Barang siapa yang memperhatikan
khutbah Nabi shallallahu alaihi wa
sallam dan khutbah para sahabatnya, maka ia akan mendapatkan khutbah itu cukup
dalam menerangkan petunjuk, tauhid, menyebutkan sifat-sifat Allah Azza wa
Jalla, menerangkan pokok-pokok keimanan secara umum, mengajak kepada Allah,
menyebutkan nikmat-nikmat-Nya yang membuat manusia cinta kepada-Nya, serta menyebutkan
peristiwa dahsyat yang membuat mereka takut terhadap siksa-Nya, serta memuat
ajakan untuk mengingat-Nya dan mensyukuri nikmat-Nya yang membangkitkan rasa
cinta kepada-Nya, sehingga manusia pun menjadi ingat akan keagungan Allah,
sifat-Nya, nama-Nya sehingga mereka memperoleh kecintaan-Nya. Demikian juga
dalam khutbah itu mengajak untuk menaati-Nya, mensyukuri-Nya, dan mengingat-Nya
sehingga mereka pulang dalam keadaan mencintai-Nya dan Dia pun cinta kepada
mereka.
Namun seiring berjalannya waktu, cahaya
kenabian pun samar, sehingga syariat dan perintah menjadi tulisan dan kerangka
belaka; tanpa diperhatikan lagi hakikat dan tujuannya. Kemudian diberi
embel-embel dan hiasan, namun embel-embel itu yang malah dijadikan aturan yang
tidak boleh diabaikan dan tujuan malah diabaikan, mereka tambahkan khutbah
dengan syair, sajak, hasil sastra, sehingga khutbah itu menjadi cacat, bahkan
hati tidak memperoleh bagian daripadanya dan maksud juga tidak tercapai.”

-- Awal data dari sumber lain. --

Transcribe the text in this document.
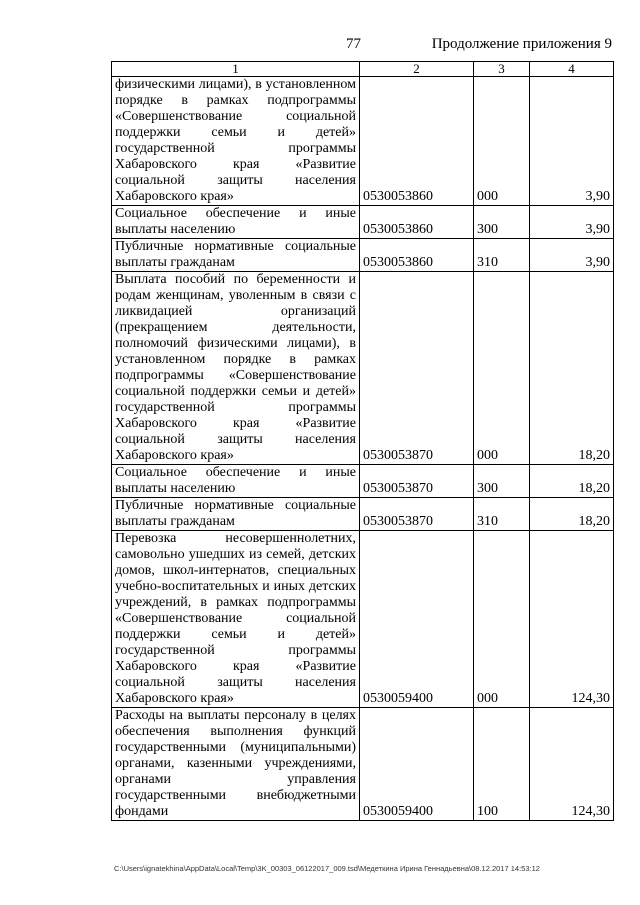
77	Продолжение приложения 9
1	2	3	4
физическими лицами), в установленном порядке в рамках подпрограммы «Совершенствование социальной поддержки семьи и детей» государственной программы Хабаровского края «Развитие социальной защиты населения Хабаровского края»	0530053860	000	3,90
Социальное обеспечение и иные выплаты населению	0530053860	300	3,90
Публичные нормативные социальные выплаты гражданам	0530053860	310	3,90
Выплата пособий по беременности и родам женщинам, уволенным в связи с ликвидацией организаций (прекращением деятельности, полномочий физическими лицами), в установленном порядке в рамках подпрограммы «Совершенствование социальной поддержки семьи и детей» государственной программы Хабаровского края «Развитие социальной защиты населения Хабаровского края»	0530053870	000	18,20
Социальное обеспечение и иные выплаты населению	0530053870	300	18,20
Публичные нормативные социальные выплаты гражданам	0530053870	310	18,20
Перевозка несовершеннолетних, самовольно ушедших из семей, детских домов, школ-интернатов, специальных учебно-воспитательных и иных детских учреждений, в рамках подпрограммы «Совершенствование социальной поддержки семьи и детей» государственной программы Хабаровского края «Развитие социальной защиты населения Хабаровского края»	0530059400	000	124,30
Расходы на выплаты персоналу в целях обеспечения выполнения функций государственными (муниципальными) органами, казенными учреждениями, органами управления государственными внебюджетными фондами	0530059400	100	124,30
C:\Users\ignatekhina\AppData\Local\Temp\3K_00303_06122017_009.tsd\Медеткина Ирина Геннадьевна\08.12.2017 14:53:12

Imam memutuskan khutbah karena suatu
hal
Dari Abu Buraidah radhiyallahu anhu ia
berkata, “Rasulullah shallallahu alaihi wa sallam pernah berkhutbah kepada
kami, lalu datang Al Hasan dan Al Husain dengan memakai gamis merah sambil
berjalan tertatih-tatih, maka Rasulullah shallallahu alaihi wa sallam turun dari
mimbar dan menggendong keduanya dan menaruh di hadapannya, lalu Beliau
bersabda,
صَدَقَ اللَّهُ {إِنَّمَا أَمْوَالُكُمْ وَأَوْلَادُكُمْ
فِتْنَةٌ} [التغابن: 15] نَظَرْتُ إِلَى هَذَيْنِ الصَّبِيَّيْنِ يَمْشِيَانِ وَيَعْثُرَانِ
فَلَمْ أَصْبِرْ حَتَّى قَطَعْتُ حَدِيثِي وَرَفَعْتُهُمَا
“Mahabenar Allah. Sesungguhnya harta
dan anakmu adalah ujian. Aku melihat dua anak ini berjalan tertatih-tatih,
sehingga aku tidak sabar dan membuatku memutuskan khutbahku, dan aku angkat
keduanya (ke sini).” (Hr. Lima Imam Ahli Hadits, dan dishahihkan oleh Al
Albani)
Dari Abu Rifa’ah Al Adawi radhiyallahu
anhu ia berkata, “Aku tiba di hadapan Rasulullah shallallahu alaihi wa sallam
saat Beliau berkhutbah, maka aku berkata, “Wahai Rasulullah, saya orang asing
yang hendak bertanya tentang agama; saya tidak tahu tentang agamaku?” Maka
Rasulullah shallallahu alaihi wa sallam mendatangiku dan meninggalkan
khutbahnya hingga berada di hadapanku, lalu disiapkan kursi dari kayu yang
kaki-kakinya dari besi, kemudian Beliau duduk di atasnya dan menagajariku ilmu
yang Allah Ta’ala ajarkan kepada Beliau. Setelah itu, Beliau mendatangi
khutbahnya dan menyelesaikannya.” (Hr. Muslim dan Nasa’i)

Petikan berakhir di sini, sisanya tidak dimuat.